Under the terms of the deal, an initial reinsurance contract will cover 27,000 of in-payment policyholders who will remain customers of Aegon until the acquisition gains regulatory and court approval.
Aegon’s chief executive Alex Wynaendts said the divestment of its UK annuity book will allow the life group to focus on its platform business.
In a statement released on Monday, L&G confirmed that it has chosen not to reinsure the longevity risk of the transaction.
Annuity market turmoil
The sale comes during a difficult time for the annuity market in the UK. In 2014, the chancellor George Osborne announced reforms granting unrestricted access to pension savings – scrapping the need for people to buy an annuity.
As a result, UK annuity sales plunged 42% from £11.9bn in 2013 to £6.9bn in 2014.
"Back book annuity risk transfer deals can be executed efficiently under our post Solvency 2 model.”
Consolidation of back books
Last month, Aegon sold two-thirds of its UK annuity book, worth £6bn, to insurer Rothesay Life.
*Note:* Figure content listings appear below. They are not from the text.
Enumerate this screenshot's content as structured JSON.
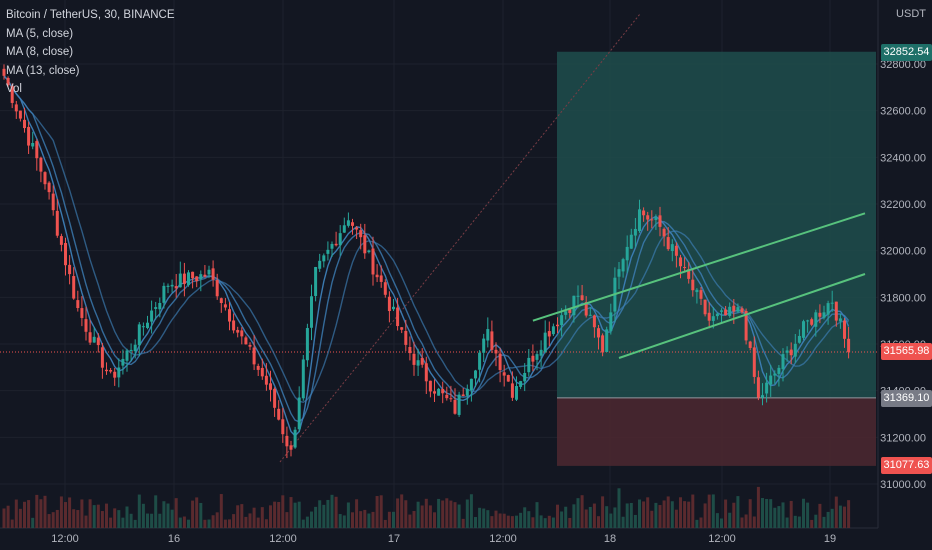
{
  "legend": {
    "symbol": "Bitcoin / TetherUS, 30, BINANCE",
    "ma5": "MA (5, close)",
    "ma8": "MA (8, close)",
    "ma13": "MA (13, close)",
    "vol": "Vol"
  },
  "axis": {
    "unit": "USDT",
    "y_ticks": [
      "32800.00",
      "32600.00",
      "32400.00",
      "32200.00",
      "32000.00",
      "31800.00",
      "31600.00",
      "31400.00",
      "31200.00",
      "31000.00"
    ],
    "x_ticks": [
      "12:00",
      "16",
      "12:00",
      "17",
      "12:00",
      "18",
      "12:00",
      "19"
    ]
  },
  "price_tags": {
    "target": "32852.54",
    "current": "31565.98",
    "entry": "31369.10",
    "stop": "31077.63"
  },
  "colors": {
    "background": "#131722",
    "up": "#26a69a",
    "down": "#ef5350",
    "ma": "#3d7fb8",
    "channel": "#57c27d",
    "profit_zone": "#1f4e4c",
    "loss_zone": "#4a2730"
  },
  "chart_data": {
    "type": "candlestick",
    "title": "Bitcoin / TetherUS, 30, BINANCE",
    "ylim": [
      30900,
      33000
    ],
    "indicators": [
      "MA (5, close)",
      "MA (8, close)",
      "MA (13, close)",
      "Vol"
    ],
    "anchors": [
      {
        "bar": 0,
        "close": 32750
      },
      {
        "bar": 10,
        "close": 32300
      },
      {
        "bar": 18,
        "close": 31750
      },
      {
        "bar": 26,
        "close": 31450
      },
      {
        "bar": 30,
        "close": 31560
      },
      {
        "bar": 40,
        "close": 31860
      },
      {
        "bar": 50,
        "close": 31900
      },
      {
        "bar": 58,
        "close": 31620
      },
      {
        "bar": 64,
        "close": 31430
      },
      {
        "bar": 70,
        "close": 31130
      },
      {
        "bar": 76,
        "close": 31900
      },
      {
        "bar": 84,
        "close": 32150
      },
      {
        "bar": 92,
        "close": 31860
      },
      {
        "bar": 98,
        "close": 31590
      },
      {
        "bar": 104,
        "close": 31430
      },
      {
        "bar": 110,
        "close": 31320
      },
      {
        "bar": 118,
        "close": 31640
      },
      {
        "bar": 124,
        "close": 31400
      },
      {
        "bar": 132,
        "close": 31640
      },
      {
        "bar": 140,
        "close": 31810
      },
      {
        "bar": 146,
        "close": 31580
      },
      {
        "bar": 150,
        "close": 31950
      },
      {
        "bar": 155,
        "close": 32170
      },
      {
        "bar": 160,
        "close": 32100
      },
      {
        "bar": 166,
        "close": 31900
      },
      {
        "bar": 172,
        "close": 31700
      },
      {
        "bar": 180,
        "close": 31740
      },
      {
        "bar": 184,
        "close": 31360
      },
      {
        "bar": 190,
        "close": 31530
      },
      {
        "bar": 196,
        "close": 31690
      },
      {
        "bar": 202,
        "close": 31790
      },
      {
        "bar": 206,
        "close": 31565
      }
    ],
    "position": {
      "target": 32852.54,
      "entry": 31369.1,
      "stop": 31077.63
    },
    "channel_lines": [
      {
        "from": [
          129,
          31700
        ],
        "to": [
          210,
          32160
        ]
      },
      {
        "from": [
          150,
          31540
        ],
        "to": [
          210,
          31900
        ]
      }
    ]
  }
}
As a result, the company said at the time that it expects to make a loss of around £30m for the second quarter, with cash flows from its UK operations dipping by around £35m.
Meanwhile, L&G said it expects the consolidation of annuity books to continue, estimating that £100bn worth of individual annuities are currently held in the “back books” of UK insurers.
Kerrigan Procter, managing director of L&G Retirement (LGR), said the pricing of the Aegon book is consistent with achieving the insurer’s cost of capital hurdle rate.
"Back book annuity risk transfer deals can be executed efficiently under our post Solvency 2 model,” he said.
Latest figures from the life company show that as of 31 March 2016, it manages an annuity book of £45.5bn, with LGR writing about £550m of total annuities over the past year. The subsidiary also completed £2.4bn of bulk annuity deals in the year to date, which saw its operating profits soar by 49% in 2015 to £639m.
L&G’s latest acquisition comes as part of a wider move to “declutter” its other non-core business. In January, the stalwart offloaded its UK Sipp provider Suffolk Life to the Curtis Banks Group, in a deal reportedly worth £45m.
Instead, the company has invested heavily in pension liabilities, completing its second US pension risk transfer deal, worth $65m, earlier this year - with hubs now operating in the UK, US, and Europe.